The UK already has dimished influence in Brussels because of its lack of engagement. And with a weakened government that will be preoccupied in the coming months with an election it is sure to lose, I don’t see them as being a very difficult foe to vanquish.
This is a shame really. As badly as financial reform is needed, Darling is correct to say that London is the leading financial centre of Europe and should have a significant say in new regulatory structures, regardless of the sins the city and its hedge funds have committed in the past to get us into this mess. One should keep in mind that Merkel and Sarko’s push for a strong EU financial regulator with power over the city is not entirely altruistic.
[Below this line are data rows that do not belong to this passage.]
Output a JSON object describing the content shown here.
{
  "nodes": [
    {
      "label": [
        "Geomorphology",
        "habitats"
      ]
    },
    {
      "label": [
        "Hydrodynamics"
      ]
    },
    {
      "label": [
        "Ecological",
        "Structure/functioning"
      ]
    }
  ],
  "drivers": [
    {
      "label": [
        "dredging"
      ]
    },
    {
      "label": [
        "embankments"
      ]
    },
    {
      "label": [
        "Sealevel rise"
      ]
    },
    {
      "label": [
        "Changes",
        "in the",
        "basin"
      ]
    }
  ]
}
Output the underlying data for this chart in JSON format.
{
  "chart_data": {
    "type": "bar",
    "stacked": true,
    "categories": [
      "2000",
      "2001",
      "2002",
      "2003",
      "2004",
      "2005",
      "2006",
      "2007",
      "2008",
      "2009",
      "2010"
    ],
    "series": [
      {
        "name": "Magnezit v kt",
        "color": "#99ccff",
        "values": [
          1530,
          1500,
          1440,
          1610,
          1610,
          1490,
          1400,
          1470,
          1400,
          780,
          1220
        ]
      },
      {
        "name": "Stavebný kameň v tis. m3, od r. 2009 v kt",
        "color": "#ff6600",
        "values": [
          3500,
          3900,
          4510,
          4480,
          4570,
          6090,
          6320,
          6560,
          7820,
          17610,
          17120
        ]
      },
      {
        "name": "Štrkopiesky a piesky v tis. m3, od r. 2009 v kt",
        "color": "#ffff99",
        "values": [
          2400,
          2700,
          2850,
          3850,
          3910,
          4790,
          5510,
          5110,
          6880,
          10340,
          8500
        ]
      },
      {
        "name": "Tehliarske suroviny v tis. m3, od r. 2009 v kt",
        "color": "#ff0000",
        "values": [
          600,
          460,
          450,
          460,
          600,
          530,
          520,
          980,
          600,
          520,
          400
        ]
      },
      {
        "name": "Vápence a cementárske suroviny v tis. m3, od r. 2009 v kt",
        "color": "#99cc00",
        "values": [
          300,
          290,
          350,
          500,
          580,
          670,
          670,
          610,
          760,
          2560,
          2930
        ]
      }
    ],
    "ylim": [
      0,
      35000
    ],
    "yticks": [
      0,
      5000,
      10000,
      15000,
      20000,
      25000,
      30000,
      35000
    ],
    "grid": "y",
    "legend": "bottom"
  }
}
Part of their motivation is a desire to scale down the city’s prominence in the European financial sector and give more power to Frankfurt and La Defense.
But as some commentators have pointed out, if the EU overegulates without some reform from its trading partners, there is a risk that financial services companies will flee Europe altogether. Rather than moving from Britain to France and Germany, they could be more likely to high tail it over to Switzerland.
And speaking of Switzerland, I’m about to get on a plane to fly there. My dad is having a belated Thanksgiving dinner. I’m wondering if the minaret ban vote will come up during the dinner conversation with his Swiss colleagues. It could be an interesting night!